From the Guidelines
The treatment approach for a patient with stage 3 chronic kidney disease and a GFR of 35 mL/min/1.73m² should focus on slowing disease progression and managing complications, with a primary goal of controlling blood pressure to levels below 130/80 mmHg using ACE inhibitors or ARBs, as recommended by the 2017 ACC/AHA/AAPA/ABC/ACPM/AGS/APhA/ASH/ASPC/NMA/PCNA guideline 1.
Key Components of Treatment
- Blood pressure control: targeting levels below 130/80 mmHg using ACE inhibitors (like enalapril 5-40 mg daily or lisinopril 10-40 mg daily) or ARBs (such as losartan 25-100 mg daily), which provide renoprotective effects beyond blood pressure control 1.
- Glycemic control for diabetic patients: aiming for HbA1c of 7-8%, potentially using SGLT2 inhibitors like empagliflozin 10-25 mg daily or dapagliflozin 5-10 mg daily, which have shown kidney-protective benefits.
- Dietary modifications: restricting sodium to 2-3 g/day, moderating protein intake to 0.8 g/kg/day, and limiting phosphorus and potassium if levels are elevated.
- Regular monitoring: quarterly assessments of kidney function, electrolytes, and blood pressure, with screening for complications like anemia, metabolic bone disease, and acidosis.
Nephrology Referral
Nephrology referral is appropriate at this stage to establish specialized care, as recommended by the American College of Physicians guideline for the treatment of stage 1 to 3 chronic kidney disease 1.
Additional Considerations
- The combination of an ACE inhibitor and an ARB should be avoided due to reported harms demonstrated in several large cardiology trials and in 1 diabetic nephropathy trial 1.

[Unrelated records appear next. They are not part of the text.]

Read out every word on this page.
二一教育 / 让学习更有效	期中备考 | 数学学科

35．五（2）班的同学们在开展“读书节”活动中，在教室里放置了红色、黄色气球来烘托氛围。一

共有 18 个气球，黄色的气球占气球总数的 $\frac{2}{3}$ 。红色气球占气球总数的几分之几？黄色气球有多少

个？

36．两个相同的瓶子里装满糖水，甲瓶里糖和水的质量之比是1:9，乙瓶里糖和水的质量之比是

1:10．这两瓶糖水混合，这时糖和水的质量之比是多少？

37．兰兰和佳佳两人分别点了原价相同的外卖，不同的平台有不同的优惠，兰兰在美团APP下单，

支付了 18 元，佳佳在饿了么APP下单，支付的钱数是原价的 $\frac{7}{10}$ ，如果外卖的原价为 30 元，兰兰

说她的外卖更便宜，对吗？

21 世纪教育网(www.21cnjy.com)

- Further GFR decline should be investigated and may be related to other factors, including volume contraction, use of nephrotoxic agents, or renovascular disease 1.
From the Research
Staging and Treatment of Chronic Kidney Disease (CKD)

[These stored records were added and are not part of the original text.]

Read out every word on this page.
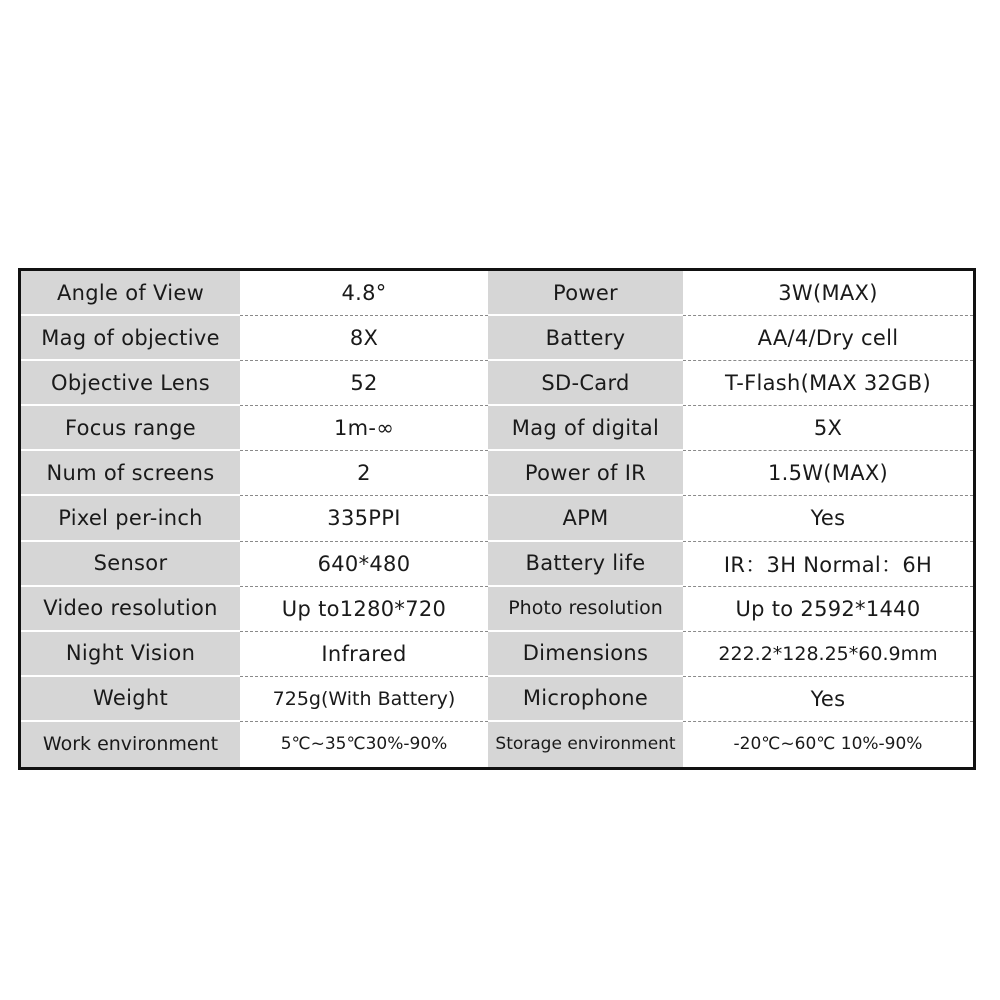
Angle of View	4.8°	Power	3W(MAX)
Mag of objective	8X	Battery	AA/4/Dry cell
Objective Lens	52	SD-Card	T-Flash(MAX 32GB)
Focus range	1m-∞	Mag of digital	5X
Num of screens	2	Power of IR	1.5W(MAX)
Pixel per-inch	335PPI	APM	Yes
Sensor	640*480	Battery life	IR：3H Normal：6H
Video resolution	Up to1280*720	Photo resolution	Up to 2592*1440
Night Vision	Infrared	Dimensions	222.2*128.25*60.9mm
Weight	725g(With Battery)	Microphone	Yes
Work environment	5℃~35℃30%-90%	Storage environment	-20℃~60℃ 10%-90%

- CKD is typically staged based on the Glomerular Filtration Rate (GFR), with stage 3 CKD indicating a GFR of 30-59 mL/min/1.73 m^2 2.
- A patient with a GFR of 35 would be classified as having stage 3 CKD.
Treatment Approach for Stage 3 CKD
- The treatment approach for stage 3 CKD typically involves a combination of lifestyle modifications and medications to slow disease progression and manage related health conditions 3, 2.
- Medications such as angiotensin-converting enzyme (ACE) inhibitors or angiotensin II receptor blockers (ARBs) are commonly used to slow CKD progression and reduce proteinuria 3, 4, 5.
- ACE inhibitors have been shown to be effective in reducing the risk of kidney events, cardiovascular events, and all-cause death in patients with non-dialysis CKD stages 3-5 5.
Benefits and Risks of ACE Inhibitors
- ACE inhibitors have been shown to have renoprotective effects in patients with diabetic and non-diabetic renal disease, likely due to their ability to reduce systemic vascular resistance and lower filtration pressure 6.
- However, ACE inhibitors can also increase the risk of hyperkalemia, cough, and hypotension, particularly in patients with advanced diabetic kidney disease 5, 6.
- The benefits of ACE inhibitors in patients with CKD must be carefully weighed against the potential risks, and dosages should be carefully titrated with monitoring of renal function and serum potassium levels 6.
Monitoring and Follow-up
- Regular monitoring of GFR, proteinuria, and other health indicators is essential to assess the effectiveness of treatment and adjust the treatment plan as needed 2.
- Patients with stage 3 CKD should be closely monitored for signs of disease progression, such as a decline in GFR or an increase in proteinuria, and for related health conditions such as hypertension and cardiovascular disease 2, 5.